Jan, 16 2009 5:11 PM

This is a topic that is near and dear. As a lifelong information technology professional, delivering the right information at the right time is the holy grail.

First of all there is an HL-7 draft standard called the infobutton. You can find more information about the infobutton here. “Infobuttons” are context-specific links from one information system (usually a clinical information systems such as an electronic health record) to some other resource that provides information that might be relevant to the initial context. Infobuttons are used to anticipate users’ information needs and provide them with easy ways to obtain answers to resolve those needs. The Infobutton has not really been widely deployed. However, the concept seems to be picking up steam.

My understanding is that two vendors (Epic and Eclipsys) are using infobutton technology in their systems.

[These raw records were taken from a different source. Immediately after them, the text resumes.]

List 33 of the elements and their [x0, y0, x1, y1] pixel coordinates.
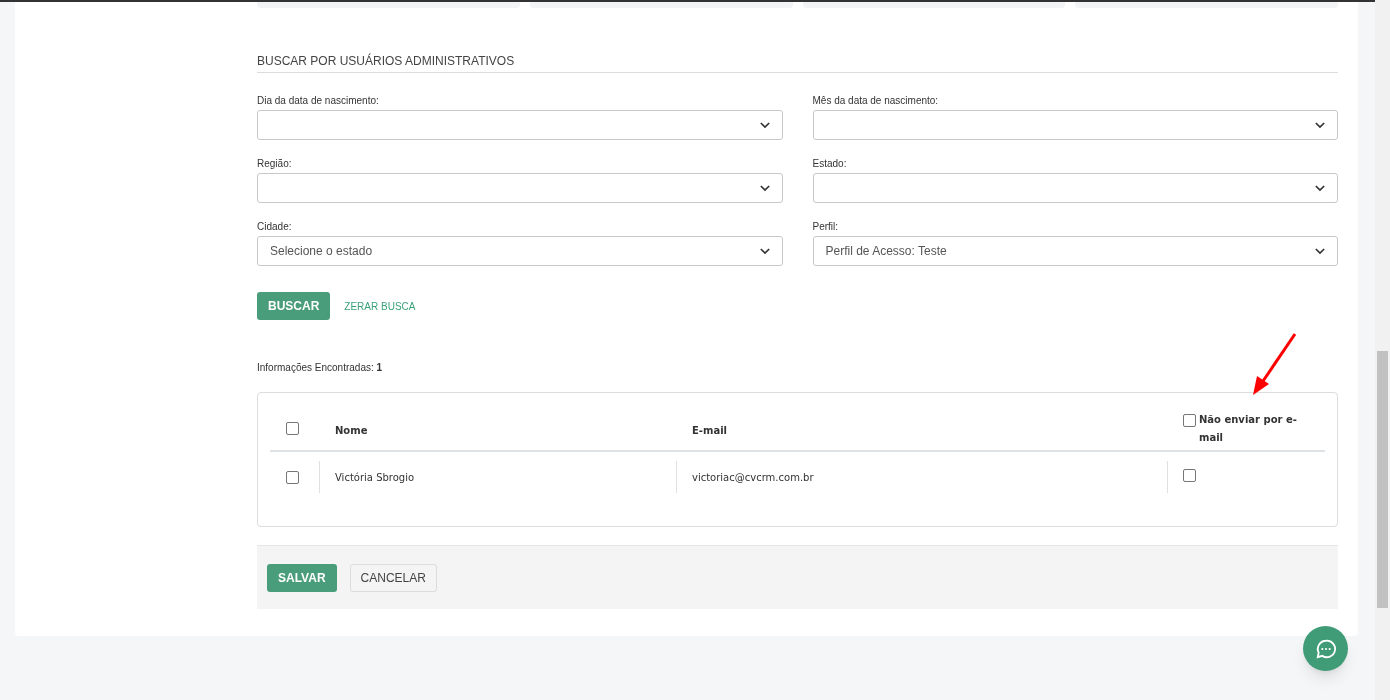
table-cell-text: victoriac@cvcrm.com.br [692, 470, 814, 485]
select-field[interactable] [257, 110, 783, 140]
select-field[interactable] [812, 173, 1338, 203]
checkbox[interactable] [286, 421, 299, 435]
select-field[interactable]: Selecione o estado [257, 236, 783, 266]
checkbox[interactable] [286, 470, 299, 484]
chevron-down-icon [1315, 121, 1325, 129]
chat-button[interactable] [1303, 626, 1348, 671]
column-header: Não enviar por e-mail [1199, 412, 1298, 445]
section-title: BUSCAR POR USUÁRIOS ADMINISTRATIVOS [257, 54, 515, 68]
select-field[interactable]: Perfil de Acesso: Teste [812, 236, 1338, 266]
results-count: Informações Encontradas: 1 [257, 362, 383, 373]
column-header: Nome [335, 424, 368, 436]
chevron-down-icon [1315, 247, 1325, 255]
chevron-down-icon [759, 247, 770, 255]
checkbox[interactable] [1183, 468, 1196, 482]
field-label: Região: [257, 157, 293, 171]
select-field[interactable] [812, 110, 1338, 140]
field-label: Dia da data de nascimento: [257, 94, 380, 108]
field-label: Cidade: [257, 220, 293, 234]
cancel-button[interactable]: CANCELAR [349, 563, 437, 592]
chevron-down-icon [759, 184, 770, 192]
field-label: Estado: [812, 157, 848, 171]
table-cell-text: Victória Sbrogio [335, 470, 415, 485]
column-header: E-mail [692, 424, 727, 436]
select-field[interactable] [257, 173, 783, 203]
chat-bubble-icon [1314, 637, 1337, 660]
chevron-down-icon [759, 121, 770, 129]
field-label: Mês da data de nascimento: [812, 94, 940, 108]
chevron-down-icon [1315, 184, 1325, 192]
checkbox[interactable] [1183, 413, 1196, 427]
field-label: Perfil: [812, 220, 840, 234]
annotation-arrow [1251, 332, 1297, 396]
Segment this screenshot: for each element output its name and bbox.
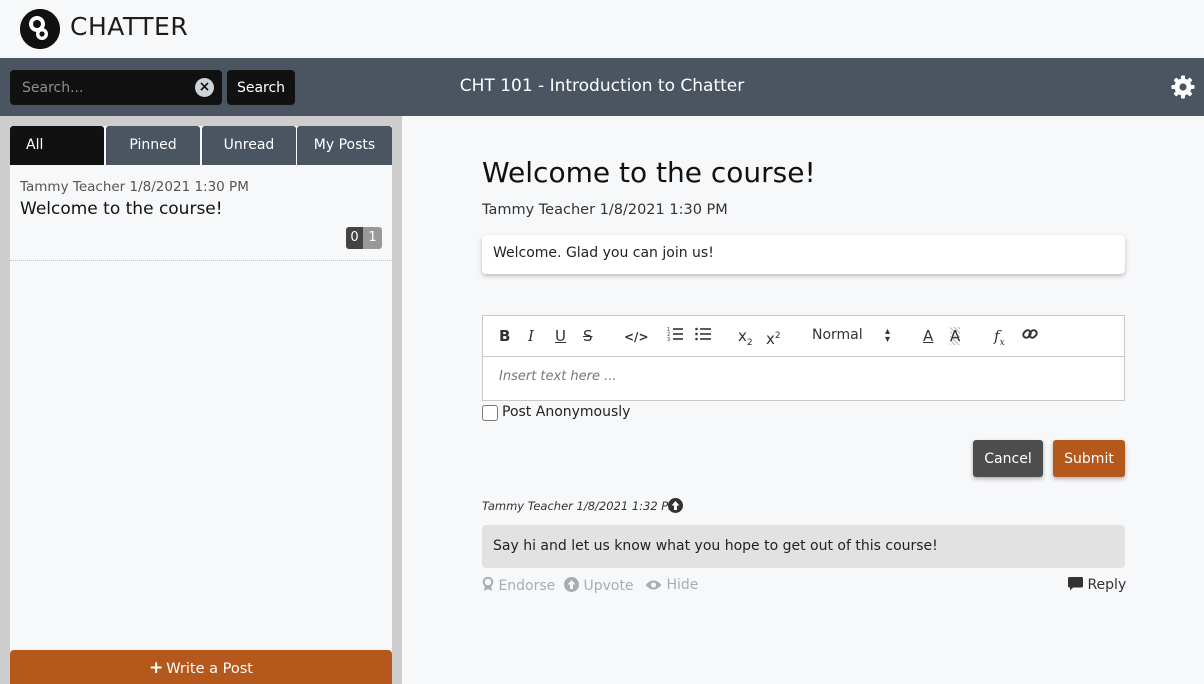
post-author-meta: Tammy Teacher 1/8/2021 1:30 PM bbox=[482, 202, 728, 218]
hide-label: Hide bbox=[666, 577, 699, 593]
post-list-panel: All Pinned Unread My Posts Tammy Teacher… bbox=[10, 126, 392, 684]
reply-editor: B I U S </> 123 x2 x2 Normal ▴ ▾ A A fx I… bbox=[482, 315, 1125, 401]
editor-input[interactable]: Insert text here ... bbox=[499, 369, 617, 384]
ordered-list-icon[interactable]: 123 bbox=[667, 326, 683, 346]
comment-count-badge: 0 bbox=[346, 227, 363, 249]
ribbon-icon bbox=[482, 576, 494, 596]
anonymous-checkbox[interactable] bbox=[482, 405, 498, 421]
cancel-button[interactable]: Cancel bbox=[973, 440, 1043, 477]
submit-button[interactable]: Submit bbox=[1053, 440, 1125, 477]
anonymous-label: Post Anonymously bbox=[502, 404, 631, 420]
reply-label: Reply bbox=[1087, 577, 1127, 593]
write-post-label: Write a Post bbox=[166, 661, 253, 677]
formula-icon[interactable]: fx bbox=[994, 327, 1005, 352]
course-title: CHT 101 - Introduction to Chatter bbox=[459, 76, 745, 96]
highlight-icon[interactable]: A bbox=[950, 327, 961, 345]
tab-pinned[interactable]: Pinned bbox=[106, 126, 200, 165]
brand-name: CHATTER bbox=[70, 12, 189, 41]
gear-icon[interactable] bbox=[1170, 74, 1196, 100]
tab-my-posts[interactable]: My Posts bbox=[297, 126, 392, 165]
bold-icon[interactable]: B bbox=[499, 327, 510, 345]
arrow-up-circle-icon[interactable] bbox=[668, 498, 683, 513]
bullet-list-icon[interactable] bbox=[695, 326, 711, 346]
write-post-button[interactable]: + Write a Post bbox=[10, 650, 392, 684]
reply-count-badge: 1 bbox=[363, 227, 382, 249]
post-title: Welcome to the course! bbox=[20, 199, 223, 219]
text-color-icon[interactable]: A bbox=[923, 327, 933, 345]
hide-button[interactable]: Hide bbox=[645, 577, 698, 595]
editor-toolbar: B I U S </> 123 x2 x2 Normal ▴ ▾ A A fx bbox=[483, 316, 1124, 357]
superscript-icon[interactable]: x2 bbox=[766, 327, 781, 348]
reply-button[interactable]: Reply bbox=[1068, 577, 1126, 595]
eye-icon bbox=[645, 579, 662, 595]
top-header: × Search CHT 101 - Introduction to Chatt… bbox=[0, 58, 1204, 116]
sidebar: All Pinned Unread My Posts Tammy Teacher… bbox=[0, 116, 402, 684]
italic-icon[interactable]: I bbox=[528, 327, 534, 345]
post-body: Welcome. Glad you can join us! bbox=[482, 235, 1125, 274]
svg-text:3: 3 bbox=[667, 337, 670, 342]
tab-unread[interactable]: Unread bbox=[202, 126, 296, 165]
endorse-label: Endorse bbox=[498, 578, 556, 594]
upvote-button[interactable]: Upvote bbox=[564, 577, 634, 596]
subscript-icon[interactable]: x2 bbox=[738, 327, 753, 352]
list-item[interactable]: Tammy Teacher 1/8/2021 1:30 PM Welcome t… bbox=[10, 166, 392, 261]
plus-icon: + bbox=[149, 658, 164, 678]
upvote-icon bbox=[564, 577, 579, 596]
link-icon[interactable] bbox=[1022, 326, 1038, 346]
brand-bar: CHATTER bbox=[0, 0, 1204, 58]
filter-tabs: All Pinned Unread My Posts bbox=[10, 126, 392, 165]
upvote-label: Upvote bbox=[583, 578, 634, 594]
select-caret-icon: ▴ ▾ bbox=[885, 326, 891, 345]
chatter-logo-icon bbox=[20, 9, 60, 49]
endorse-button[interactable]: Endorse bbox=[482, 576, 556, 596]
reply-meta: Tammy Teacher 1/8/2021 1:32 PM bbox=[482, 499, 679, 513]
post-meta: Tammy Teacher 1/8/2021 1:30 PM bbox=[20, 179, 249, 195]
code-icon[interactable]: </> bbox=[624, 328, 649, 346]
tab-all[interactable]: All bbox=[10, 126, 104, 165]
reply-body: Say hi and let us know what you hope to … bbox=[482, 525, 1125, 568]
comment-icon bbox=[1068, 577, 1083, 595]
format-select[interactable]: Normal bbox=[812, 326, 863, 344]
underline-icon[interactable]: U bbox=[555, 327, 566, 345]
post-heading: Welcome to the course! bbox=[482, 156, 816, 189]
strike-icon[interactable]: S bbox=[583, 327, 593, 345]
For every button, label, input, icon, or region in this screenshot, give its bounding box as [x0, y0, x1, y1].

Several other organizations are starting to repurpose their content for the Infobutton including: LexiComp, Micromedex, Miriam-Webster, National Guidelines Clearinghouse and Elsevier's DrugConsult and FirstConsult.

There is an excellent Powerpoint that was presented at the AMIA 2008 Fall Symposium, in Washington, DC describing many of the details of the Infobutton. The file is big but it can be found here.

So there are two big questions: What will it take to increase infobutton adoption and where will the content come from? Is there a role for ASCO in creating this type of content for the oncology EHR?